J’avais une notion assez concrète, car j’ai passé une partie de mon enfance au Liban où j’ai étudié durant deux années à l’AUB. Mon premier poste était à Damas et de là je faisais souvent la navette. Quand même il m’a fallu approfondir considérablement ma connaissance de la situation politique actuelle, parce que beaucoup de choses se sont passées sur le plan politique après l’accord de Taëf et, surtout, entre 2004 et 2009.

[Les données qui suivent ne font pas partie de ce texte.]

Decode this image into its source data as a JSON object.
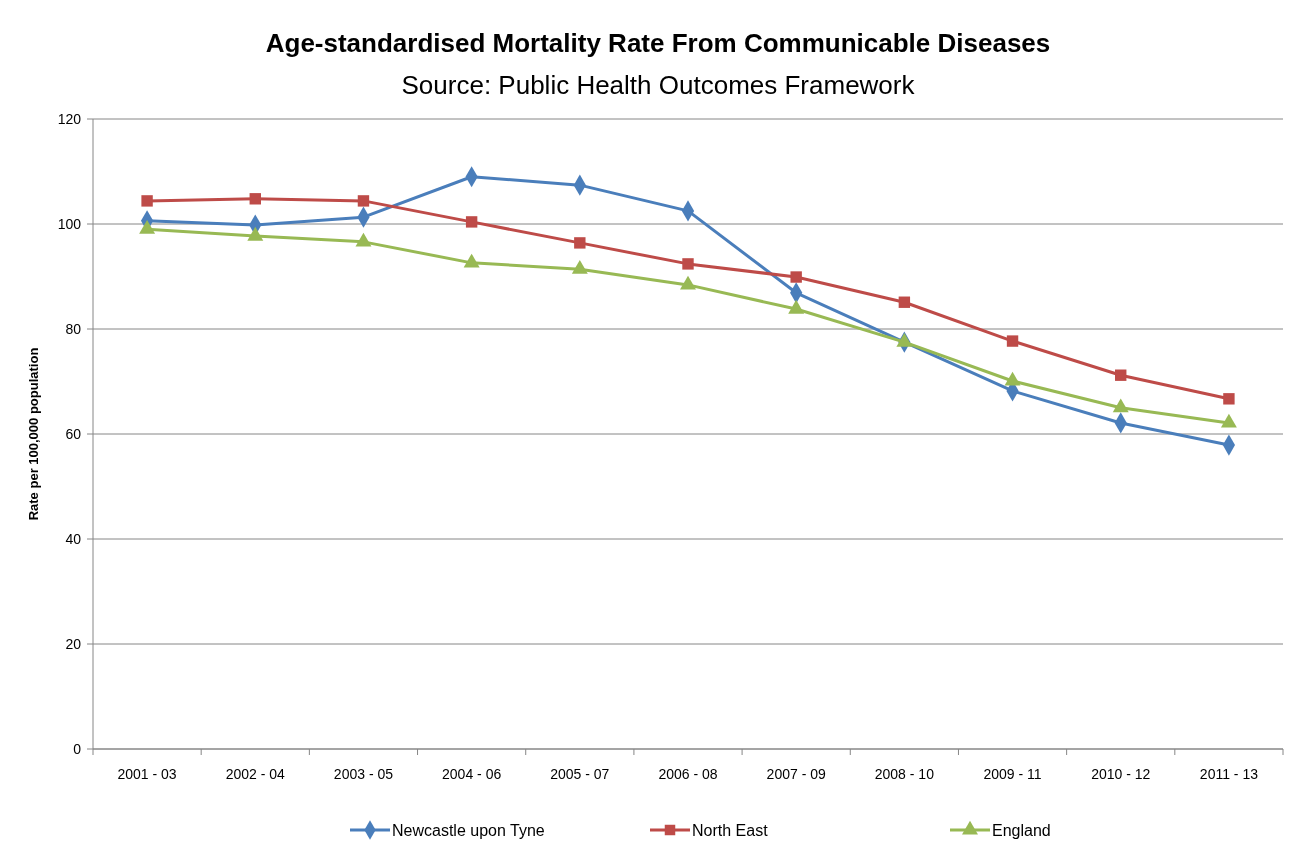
{
  "chart_data": {
    "type": "line",
    "title": "Age-standardised Mortality Rate From Communicable Diseases",
    "subtitle": "Source: Public Health Outcomes Framework",
    "ylabel": "Rate per 100,000 population",
    "categories": [
      "2001 - 03",
      "2002 - 04",
      "2003 - 05",
      "2004 - 06",
      "2005 - 07",
      "2006 - 08",
      "2007 - 09",
      "2008 - 10",
      "2009 - 11",
      "2010 - 12",
      "2011 - 13"
    ],
    "series": [
      {
        "name": "Newcastle upon Tyne",
        "color": "#4a7ebb",
        "marker": "diamond",
        "values": [
          100.6,
          99.8,
          101.3,
          109.0,
          107.4,
          102.5,
          86.9,
          77.5,
          68.2,
          62.1,
          57.9
        ]
      },
      {
        "name": "North East",
        "color": "#be4b48",
        "marker": "square",
        "values": [
          104.4,
          104.8,
          104.4,
          100.4,
          96.4,
          92.4,
          89.9,
          85.1,
          77.7,
          71.2,
          66.7
        ]
      },
      {
        "name": "England",
        "color": "#98b954",
        "marker": "triangle",
        "values": [
          99.0,
          97.7,
          96.6,
          92.6,
          91.4,
          88.4,
          83.8,
          77.5,
          70.1,
          65.0,
          62.1
        ]
      }
    ],
    "ylim": [
      0,
      120
    ],
    "yticks": [
      0,
      20,
      40,
      60,
      80,
      100,
      120
    ],
    "grid": "y",
    "legend": "bottom",
    "line_style": "solid"
  }
}
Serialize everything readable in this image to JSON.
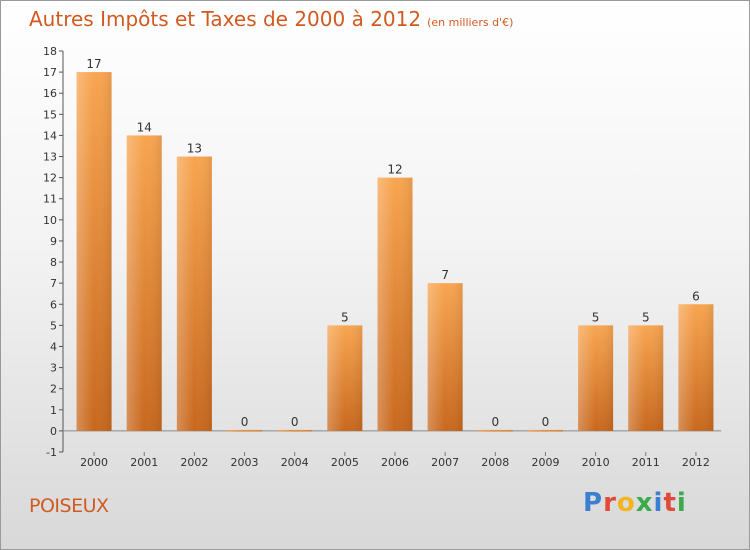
{
  "title": "Autres Impôts et Taxes de 2000 à 2012",
  "subtitle": "(en milliers d'€)",
  "place": "POISEUX",
  "logo": "Proxiti",
  "chart_data": {
    "type": "bar",
    "title": "Autres Impôts et Taxes de 2000 à 2012",
    "subtitle": "(en milliers d'€)",
    "categories": [
      "2000",
      "2001",
      "2002",
      "2003",
      "2004",
      "2005",
      "2006",
      "2007",
      "2008",
      "2009",
      "2010",
      "2011",
      "2012"
    ],
    "values": [
      17,
      14,
      13,
      0,
      0,
      5,
      12,
      7,
      0,
      0,
      5,
      5,
      6
    ],
    "xlabel": "",
    "ylabel": "",
    "ylim": [
      -1,
      18
    ],
    "yticks": [
      -1,
      0,
      1,
      2,
      3,
      4,
      5,
      6,
      7,
      8,
      9,
      10,
      11,
      12,
      13,
      14,
      15,
      16,
      17,
      18
    ],
    "grid": false,
    "bar_color": "#f7a04c",
    "bar_color_dark": "#c8681e"
  }
}
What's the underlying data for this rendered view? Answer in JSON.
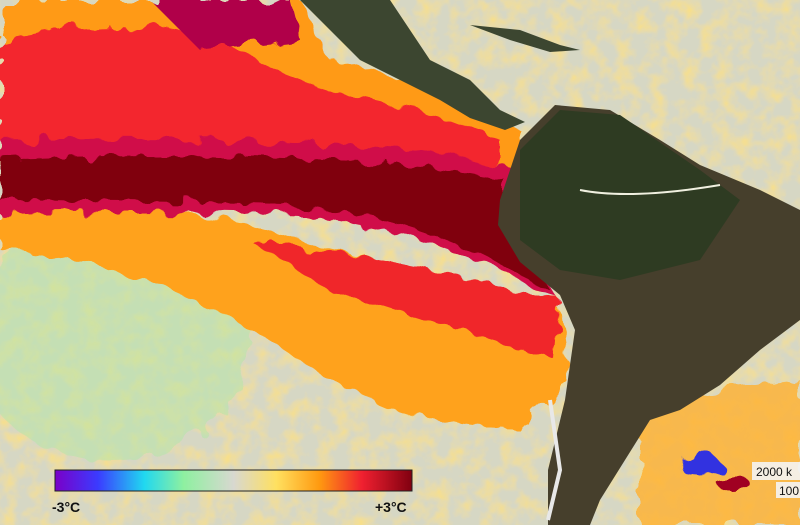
{
  "legend": {
    "min_label": "-3°C",
    "max_label": "+3°C"
  },
  "scale_bar": {
    "distance_label": "2000 k",
    "secondary_label": "100"
  }
}
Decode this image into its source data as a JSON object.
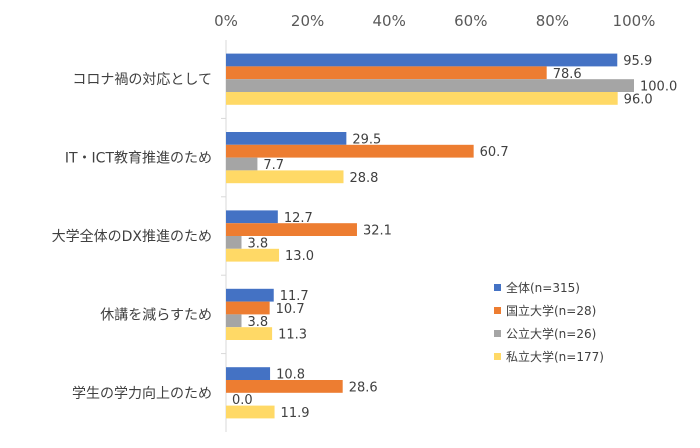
{
  "chart_data": {
    "type": "bar",
    "orientation": "horizontal",
    "title": "",
    "xlabel": "",
    "ylabel": "",
    "xlim": [
      0,
      100
    ],
    "x_ticks": [
      "0%",
      "20%",
      "40%",
      "60%",
      "80%",
      "100%"
    ],
    "x_tick_values": [
      0,
      20,
      40,
      60,
      80,
      100
    ],
    "categories": [
      "コロナ禍の対応として",
      "IT・ICT教育推進のため",
      "大学全体のDX推進のため",
      "休講を減らすため",
      "学生の学力向上のため"
    ],
    "series": [
      {
        "name": "全体(n=315)",
        "color": "#4472c4",
        "values": [
          95.9,
          29.5,
          12.7,
          11.7,
          10.8
        ],
        "labels": [
          "95.9",
          "29.5",
          "12.7",
          "11.7",
          "10.8"
        ]
      },
      {
        "name": "国立大学(n=28)",
        "color": "#ed7d31",
        "values": [
          78.6,
          60.7,
          32.1,
          10.7,
          28.6
        ],
        "labels": [
          "78.6",
          "60.7",
          "32.1",
          "10.7",
          "28.6"
        ]
      },
      {
        "name": "公立大学(n=26)",
        "color": "#a5a5a5",
        "values": [
          100.0,
          7.7,
          3.8,
          3.8,
          0.0
        ],
        "labels": [
          "100.0",
          "7.7",
          "3.8",
          "3.8",
          "0.0"
        ]
      },
      {
        "name": "私立大学(n=177)",
        "color": "#ffd966",
        "values": [
          96.0,
          28.8,
          13.0,
          11.3,
          11.9
        ],
        "labels": [
          "96.0",
          "28.8",
          "13.0",
          "11.3",
          "11.9"
        ]
      }
    ],
    "grid": false,
    "legend_position": "bottom-right"
  }
}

L’Allemagne et le Liban ont de bonnes et solides relations depuis longtemps. Après la guerre de 2006, l’Allemagne a intensifié encore considérablement la coopération avec le Liban, surtout dans les domaines de la sécurité (protection des frontières), l’environnement (coopération technique avec le Environmental Fund for Lebanon), coopération économique et technique, dans le domaine de l’eau (canalisation et épuration des eaux usées), éducation (apprentissage), entraînement et équipement de la marine libanaise. Nous participons, depuis octobre 2006, à l’opération maritime de la Finul.
La coopération libano-allemande depuis 2006 s’élève à 59,2 millions d’euros (à peu près 80 millions de dollars), 90% de cette aide est fournie comme don et uniquement 10% en prêt. Ceci est une différence remarquable en comparaison avec d’autres pays donateurs qui ont souvent offert leur aide sous forme de prêt. En relation avec la taille du pays, ces chiffres montrent bien l’importance qu’attache l’Allemagne au pays du Cèdre.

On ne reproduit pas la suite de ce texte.